Jake shook his head and silently walked out the door, past Fallon. He did not regret leaving. He needed to; he needed a break, a chance to rewind and the opportunity to gather his thoughts. As he opened the truck door, he realised he had left the glass model on the workshop table, with all the pen markings and corrections he needed. Figuring it would be fine to leave it till tomorrow, he dispelled all thoughts of returning to the Coroner’s office and headed straight home.

Part of him wondered what they were doing in Jo’s place while he was away. The other part of him wanted to forget all about the task at hand. He was tired and sleep came fast.

***

He was dreaming – he was sure he was. The banging sounds he was hearing had to be part of his dream. He braved open an eye and glanced at his radio-alarm clock. Nine-thirty, on the dot. He was not dreaming. Someone was at his door; and whoever it was definitely did not possess patience. It was a virtue, after all.

Forcing himself and bracing his body which felt like it had been battered, he pushed away from the bed and head straight to the door. The banging was now constant. Rude people. He had surrounded himself with rude people.

“So help me God if you keep pounding on my door, I am going to rip your arms off your...” he was stopped mid-ramble by the sight of Fallon.

“Get the fuck up, will ya? We have work to do. And you goin' to rip my arms off? I dare you to try, shit head. I’ll wait while you shower. You got food in this place or am I going to have to starve while you shower?” Fallon pushed.

“There’s stale bread on the kitchen counter, it matches your foul personality,” Jake said as he walked back to his room.
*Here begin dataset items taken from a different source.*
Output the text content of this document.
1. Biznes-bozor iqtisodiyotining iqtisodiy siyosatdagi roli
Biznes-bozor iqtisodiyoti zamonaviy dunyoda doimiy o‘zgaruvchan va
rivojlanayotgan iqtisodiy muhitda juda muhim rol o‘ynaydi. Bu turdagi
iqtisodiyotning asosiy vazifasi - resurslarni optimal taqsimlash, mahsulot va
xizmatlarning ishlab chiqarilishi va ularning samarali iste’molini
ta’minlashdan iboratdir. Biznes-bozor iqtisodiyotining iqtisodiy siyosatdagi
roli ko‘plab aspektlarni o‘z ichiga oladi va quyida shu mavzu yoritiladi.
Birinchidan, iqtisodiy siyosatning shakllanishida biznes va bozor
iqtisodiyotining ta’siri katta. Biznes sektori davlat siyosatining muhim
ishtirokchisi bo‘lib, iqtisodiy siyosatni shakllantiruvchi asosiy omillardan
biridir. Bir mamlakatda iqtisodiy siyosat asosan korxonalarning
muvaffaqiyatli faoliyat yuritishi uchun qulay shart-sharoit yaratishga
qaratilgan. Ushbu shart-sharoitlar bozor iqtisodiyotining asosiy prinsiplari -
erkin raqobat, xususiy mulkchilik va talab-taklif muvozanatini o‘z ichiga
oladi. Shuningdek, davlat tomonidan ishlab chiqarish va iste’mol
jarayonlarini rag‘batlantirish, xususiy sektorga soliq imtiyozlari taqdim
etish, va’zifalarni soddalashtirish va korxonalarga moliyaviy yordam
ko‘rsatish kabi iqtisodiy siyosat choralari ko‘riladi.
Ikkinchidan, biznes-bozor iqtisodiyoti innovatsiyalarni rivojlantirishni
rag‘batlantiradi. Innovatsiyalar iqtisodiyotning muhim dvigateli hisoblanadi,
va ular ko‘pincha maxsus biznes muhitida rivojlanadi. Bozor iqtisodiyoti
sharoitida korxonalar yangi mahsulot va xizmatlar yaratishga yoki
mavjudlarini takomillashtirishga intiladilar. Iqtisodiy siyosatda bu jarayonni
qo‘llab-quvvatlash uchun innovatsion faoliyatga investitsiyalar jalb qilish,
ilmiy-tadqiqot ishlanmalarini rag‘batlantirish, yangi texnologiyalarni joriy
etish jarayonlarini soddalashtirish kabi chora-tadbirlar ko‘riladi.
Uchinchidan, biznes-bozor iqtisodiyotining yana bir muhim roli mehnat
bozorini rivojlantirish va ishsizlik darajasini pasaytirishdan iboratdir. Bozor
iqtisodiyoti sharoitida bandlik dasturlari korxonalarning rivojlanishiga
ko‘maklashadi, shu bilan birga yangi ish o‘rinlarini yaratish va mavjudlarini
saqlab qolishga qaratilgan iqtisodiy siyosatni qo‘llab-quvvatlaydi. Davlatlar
He thought he heard Fallon snicker and was momentarily proud of himself.

He took his time in the shower, he figured Fallon could wait. Almost an hour after Fallon’s arrival, Jake emerged from his room only to find Fallon sleeping, mouth open and drooling on his kitchen table.

“Payback’s a bitch,” he thought gleefully. He pulled a drinking mug from a cupboard and slammed it down on the kitchen table causing Fallon to jump up and screech.

“Touche’, grunt. I apologise for waking you rudely,” Fallon said, after he had calmed down. “Let’s go. We’ll talk on the way. We’re not taking your rust-bucket. I drove Jo’s Hummer.”

Jake nodded in response and they left the house. Once in the car, Fallon was kind enough to stop for coffee at The Coffee Grounds and buy four cups of coffee, and Jake was willing to bet Fallon knew exactly how Jo liked her coffee. He wanted to rip Fallon’s cheesy moustache right off his face. That would be funny.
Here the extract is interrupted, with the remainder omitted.